T Parisini; R Zoppoli

doi:10.1109/72.728390

Neural approximations for infinite-horizon optimal control of nonlinear stochastic systems

IEEE Trans Neural Netw. 1998;9(6):1388-408. doi: 10.1109/72.728390.

Authors

T Parisini¹, R Zoppoli

Affiliation

¹ Department of Electrical, Electronic, and Computer Engineering, DEEI-University of Trieste, 34175 Trieste, Italy.

PMID: 18255818
DOI: 10.1109/72.728390

Abstract

A feedback control law is proposed that drives the controlled vector vt of a discrete-time dynamic system (in general, nonlinear) to track a reference vt* over an infinite time horizon, while minimizing a given cost function (in general, nonquadratic).
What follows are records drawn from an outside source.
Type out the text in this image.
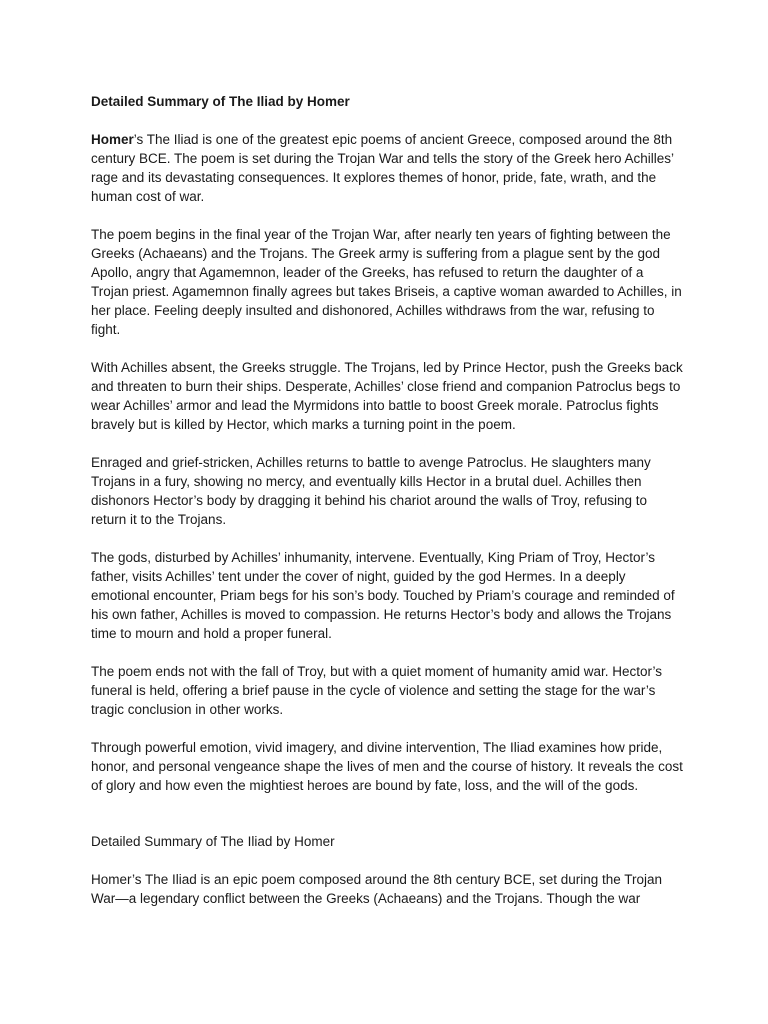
Detailed Summary of The Iliad by Homer

Homer’s The Iliad is one of the greatest epic poems of ancient Greece, composed around the 8th century BCE. The poem is set during the Trojan War and tells the story of the Greek hero Achilles’ rage and its devastating consequences. It explores themes of honor, pride, fate, wrath, and the human cost of war.

The poem begins in the final year of the Trojan War, after nearly ten years of fighting between the Greeks (Achaeans) and the Trojans. The Greek army is suffering from a plague sent by the god Apollo, angry that Agamemnon, leader of the Greeks, has refused to return the daughter of a Trojan priest. Agamemnon finally agrees but takes Briseis, a captive woman awarded to Achilles, in her place. Feeling deeply insulted and dishonored, Achilles withdraws from the war, refusing to fight.

With Achilles absent, the Greeks struggle. The Trojans, led by Prince Hector, push the Greeks back and threaten to burn their ships. Desperate, Achilles’ close friend and companion Patroclus begs to wear Achilles’ armor and lead the Myrmidons into battle to boost Greek morale. Patroclus fights bravely but is killed by Hector, which marks a turning point in the poem.

Enraged and grief-stricken, Achilles returns to battle to avenge Patroclus. He slaughters many Trojans in a fury, showing no mercy, and eventually kills Hector in a brutal duel. Achilles then dishonors Hector’s body by dragging it behind his chariot around the walls of Troy, refusing to return it to the Trojans.

The gods, disturbed by Achilles’ inhumanity, intervene. Eventually, King Priam of Troy, Hector’s father, visits Achilles’ tent under the cover of night, guided by the god Hermes. In a deeply emotional encounter, Priam begs for his son’s body. Touched by Priam’s courage and reminded of his own father, Achilles is moved to compassion. He returns Hector’s body and allows the Trojans time to mourn and hold a proper funeral.

The poem ends not with the fall of Troy, but with a quiet moment of humanity amid war. Hector’s funeral is held, offering a brief pause in the cycle of violence and setting the stage for the war’s tragic conclusion in other works.

Through powerful emotion, vivid imagery, and divine intervention, The Iliad examines how pride, honor, and personal vengeance shape the lives of men and the course of history. It reveals the cost of glory and how even the mightiest heroes are bound by fate, loss, and the will of the gods.

Detailed Summary of The Iliad by Homer

Homer’s The Iliad is an epic poem composed around the 8th century BCE, set during the Trojan War—a legendary conflict between the Greeks (Achaeans) and the Trojans. Though the war
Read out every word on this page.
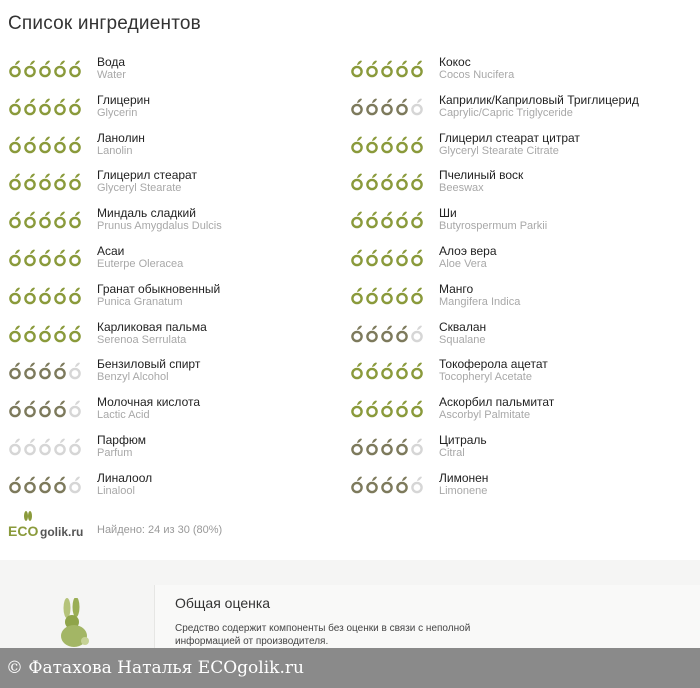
Список ингредиентов
Вода
Water
Глицерин
Glycerin
Ланолин
Lanolin
Глицерил стеарат
Glyceryl Stearate
Миндаль сладкий
Prunus Amygdalus Dulcis
Асаи
Euterpe Oleracea
Гранат обыкновенный
Punica Granatum
Карликовая пальма
Serenoa Serrulata
Бензиловый спирт
Benzyl Alcohol
Молочная кислота
Lactic Acid
Парфюм
Parfum
Линалоол
Linalool
Кокос
Cocos Nucifera
Каприлик/Каприловый Триглицерид
Caprylic/Capric Triglyceride
Глицерил стеарат цитрат
Glyceryl Stearate Citrate
Пчелиный воск
Beeswax
Ши
Butyrospermum Parkii
Алоэ вера
Aloe Vera
Манго
Mangifera Indica
Сквалан
Squalane
Токоферола ацетат
Tocopheryl Acetate
Аскорбил пальмитат
Ascorbyl Palmitate
Цитраль
Citral
Лимонен
Limonene
ECO golik.ru Найдено: 24 из 30 (80%)
Общая оценка
Средство содержит компоненты без оценки в связи с неполной информацией от производителя.
© Фатахова Наталья ECOgolik.ru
The behavior of vt* over time is completely unpredictable. Random noises act on the dynamic system and the state observation channel, which may be nonlinear, too. The random noises and the initial state are, in general, non-Gaussian; it is assumed that all such random vectors are mutually independent, and that their probability density functions are known. As is well known, so general a non-LQG (linear quadratic Gaussian) optimal control problem is very difficult to solve. The proposed solution is based on three main approximating assumptions: 1) the optimal control problem is stated in a receding-horizon framework where vt* is assumed to remain constant within a shifting-time window; 2) the control law is assigned a given structure (the one of a multilayer feedforward neural network) in which a finite number of parameters have to be determined in order to minimize the cost function (this makes it possible to approximate the original functional optimization problem by a nonlinear programming one); and 3) the control law is given a "limited memory," which prevents the amount of data to be stored from increasing over time. The errors resulting from the second and third assumptions are discussed. Due to the very general assumptions under which the approximate optimal control law is derived, we are not able to report stability results. However, simulation results show that the proposed method may constitute an effective tool for solving, to a sufficient degree of accuracy, a wide class of control problems traditionally regarded as difficult ones (an example of freeway traffic optimal control is given that may be of practical importance).